Gheorghe Briceag

Gheorghe Briceag
Born (1928-04-15) 15 April 1928
Died 16 August 2008(2008-08-16) (aged 80)
Nationality Moldovan
Known for Soviet dissident, human rights activist
Awards Homo Homini Award (2004)

Gheorghe Briceag (15 April 1928 16 August 2008) was a Moldovan human rights activist notable for his opposition to Soviet rule.[1] In the 1940s, Briceag was given a ten-year sentence in the gulag for distributing anti-communist flyers; he was forced to work in coal mines for the length of his sentence. His prisoner number was "P169". After his release, he was sentenced to seven more years of exile.[1] He later became a symbol of resistance to Soviet occupation of Moldova.[1]

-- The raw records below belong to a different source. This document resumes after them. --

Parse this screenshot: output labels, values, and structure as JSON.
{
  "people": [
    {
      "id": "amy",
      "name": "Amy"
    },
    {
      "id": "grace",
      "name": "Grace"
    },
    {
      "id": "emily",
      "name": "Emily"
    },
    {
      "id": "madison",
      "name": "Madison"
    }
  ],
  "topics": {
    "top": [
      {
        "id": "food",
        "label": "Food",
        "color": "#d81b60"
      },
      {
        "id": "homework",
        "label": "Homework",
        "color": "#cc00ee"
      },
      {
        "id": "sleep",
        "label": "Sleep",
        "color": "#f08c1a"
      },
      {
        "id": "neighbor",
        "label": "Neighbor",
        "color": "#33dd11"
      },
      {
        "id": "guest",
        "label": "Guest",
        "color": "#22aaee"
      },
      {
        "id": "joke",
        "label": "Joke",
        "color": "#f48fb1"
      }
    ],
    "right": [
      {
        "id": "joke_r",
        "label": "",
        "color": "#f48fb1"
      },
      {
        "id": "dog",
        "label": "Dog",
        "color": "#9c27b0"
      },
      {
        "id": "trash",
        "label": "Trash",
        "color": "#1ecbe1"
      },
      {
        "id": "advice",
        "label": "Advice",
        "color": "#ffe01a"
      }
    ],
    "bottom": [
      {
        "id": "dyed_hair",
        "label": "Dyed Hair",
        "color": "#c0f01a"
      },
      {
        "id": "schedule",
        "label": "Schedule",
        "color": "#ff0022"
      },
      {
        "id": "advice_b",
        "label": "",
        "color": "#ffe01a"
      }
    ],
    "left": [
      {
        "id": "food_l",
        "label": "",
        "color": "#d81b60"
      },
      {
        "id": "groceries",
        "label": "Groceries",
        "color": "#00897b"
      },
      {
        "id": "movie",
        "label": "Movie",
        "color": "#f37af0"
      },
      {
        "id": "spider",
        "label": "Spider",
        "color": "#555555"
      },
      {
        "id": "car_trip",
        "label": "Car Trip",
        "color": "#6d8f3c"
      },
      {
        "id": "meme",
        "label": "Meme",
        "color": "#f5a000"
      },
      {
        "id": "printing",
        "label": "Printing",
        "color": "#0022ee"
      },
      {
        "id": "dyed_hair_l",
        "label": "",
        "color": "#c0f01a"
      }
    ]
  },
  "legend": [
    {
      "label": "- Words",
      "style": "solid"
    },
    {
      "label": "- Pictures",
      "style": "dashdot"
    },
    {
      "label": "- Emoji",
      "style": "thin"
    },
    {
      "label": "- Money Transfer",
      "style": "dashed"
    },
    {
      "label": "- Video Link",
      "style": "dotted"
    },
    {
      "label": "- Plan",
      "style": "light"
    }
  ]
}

In 2004, Briceag won the Homo Homini Award of the Czech NGO People in Need, which recognizes "an individual who is deserving of significant recognition due to their promotion of human rights, democracy and non-violent solutions to political conflicts".[2] The award citation described him as "a life-long activist for the defense of human rights and the defense of other former Gulag prisoners in Moldova".[2] The following year, he served on the Rudolf Vrba Jury for People in Need's One World International Human Rights Documentary Film Festival, serving with fellow Homo Homini-winner Ales Bialacki.[3]

The same year, Briceag created controversy by opposing the re-installation of a statue of Vladimir Lenin in his hometown of Bălţi. Briceag threatened to burn the statue down personally if it were completed.[4] The Supreme Court of Moldova ultimately overruled the Bălţi City Council's decision to allow the statue.[3]

Briceag also worked with Amnesty International[1] and served as the Bălţi coordinator of the Helsinki Committee for Human Rights.[5]

Briceag was noted for his large "Solzhenitsyn-style" beard.[4] A few months before his death, he pledged to shave it if Moldova united with Romania,[4] a move Moldova's communist party opposed.[6] He publicly requested that his body be donated to Chişinău's Nicolae Testemiţanu State University of Medicine and Pharmacy following his death.[7]